Beni kimlerle beraber seviyorsun?
Bu iki seçki kitabı için söyleyeceğim en büyük payda, ikisinin de çok politik kitaplar oluşu. Şüpheli asker ölümleriyle kadınlar arasındaki aşkı yan yana getirmede ilk ağızda bir tür zıtlık gibi anlaşılan şeyin temelinde aynı toplumsal panorama var.
Öykü sanatının edebiyat içindeki önemine dikkat çekmek istiyorum. Son zamanlarda edebiyat sadece roman yazmak gibi anlaşılmaya başlandı. Romanda bir tamamlanmışlık ve final vardır, oysa öykü her zaman yeni bir başlangıçtır. İnsanlar başı-ortası-sonu belli olanın içinde, doğru da olsa yanlış da daha rahat ediyorlar. Tıpkı eskiden kazığını yediği partiye yeniden oy vermesi gibi. Yabancı, yeni başlangıç. Bunlar hep ürküntü yaratıyor. Çoktan bitmiş evliliğini sürdürmesi gibi romanını sürdürüyor.

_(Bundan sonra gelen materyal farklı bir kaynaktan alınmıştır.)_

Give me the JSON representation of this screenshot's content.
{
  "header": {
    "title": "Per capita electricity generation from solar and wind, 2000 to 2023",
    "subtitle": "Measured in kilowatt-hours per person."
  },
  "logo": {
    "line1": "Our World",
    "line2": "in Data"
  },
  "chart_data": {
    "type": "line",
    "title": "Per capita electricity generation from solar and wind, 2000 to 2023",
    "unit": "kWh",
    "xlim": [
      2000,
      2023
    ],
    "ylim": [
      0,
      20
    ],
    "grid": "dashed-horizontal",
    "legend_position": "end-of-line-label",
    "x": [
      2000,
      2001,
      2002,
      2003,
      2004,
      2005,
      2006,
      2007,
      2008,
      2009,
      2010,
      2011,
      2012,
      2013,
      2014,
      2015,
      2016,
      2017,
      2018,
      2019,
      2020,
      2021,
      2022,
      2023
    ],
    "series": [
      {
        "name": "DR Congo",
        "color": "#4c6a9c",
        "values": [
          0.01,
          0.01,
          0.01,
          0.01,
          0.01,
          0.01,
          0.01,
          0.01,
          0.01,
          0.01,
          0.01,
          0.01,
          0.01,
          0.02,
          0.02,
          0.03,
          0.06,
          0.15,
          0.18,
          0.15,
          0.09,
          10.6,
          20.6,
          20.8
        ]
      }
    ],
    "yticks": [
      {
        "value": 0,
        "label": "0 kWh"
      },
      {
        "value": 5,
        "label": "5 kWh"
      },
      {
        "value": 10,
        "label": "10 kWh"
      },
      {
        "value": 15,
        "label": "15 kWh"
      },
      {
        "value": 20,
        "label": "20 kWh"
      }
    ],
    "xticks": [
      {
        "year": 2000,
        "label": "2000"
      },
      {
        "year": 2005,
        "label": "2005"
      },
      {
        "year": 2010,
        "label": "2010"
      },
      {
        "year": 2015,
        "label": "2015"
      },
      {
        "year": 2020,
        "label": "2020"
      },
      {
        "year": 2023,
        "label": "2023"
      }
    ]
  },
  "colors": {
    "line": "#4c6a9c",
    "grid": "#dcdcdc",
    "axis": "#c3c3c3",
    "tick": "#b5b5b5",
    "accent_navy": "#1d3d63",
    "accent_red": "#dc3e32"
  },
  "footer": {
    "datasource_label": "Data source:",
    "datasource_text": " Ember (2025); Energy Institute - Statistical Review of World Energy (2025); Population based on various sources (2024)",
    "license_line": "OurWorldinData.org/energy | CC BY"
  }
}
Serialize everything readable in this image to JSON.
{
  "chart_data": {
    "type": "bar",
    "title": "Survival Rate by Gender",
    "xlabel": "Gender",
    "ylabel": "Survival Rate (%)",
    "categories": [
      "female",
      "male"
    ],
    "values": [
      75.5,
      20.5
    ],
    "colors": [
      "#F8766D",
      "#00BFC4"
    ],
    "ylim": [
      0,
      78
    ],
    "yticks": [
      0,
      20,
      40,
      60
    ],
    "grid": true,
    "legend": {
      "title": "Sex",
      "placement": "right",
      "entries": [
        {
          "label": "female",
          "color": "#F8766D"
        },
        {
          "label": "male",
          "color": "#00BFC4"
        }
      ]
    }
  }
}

Benim için iyi bir edebiyat okuru öykü seven okurdur. Romanı herkes okur. Öyküye edebiyatı içeriden tanıyan biri daha yatkındır.
“Sizi çok seviyoruz, çok beğeniyoruz” cümlesini her sanatçı, her yazar duymak ister. Ama bunun bir adım sonrası benim için daha kıymetli. Başka kimleri seviyorsunuz? Beni kimlerle beraber seviyorsun? Belki yanlış seviyorsun!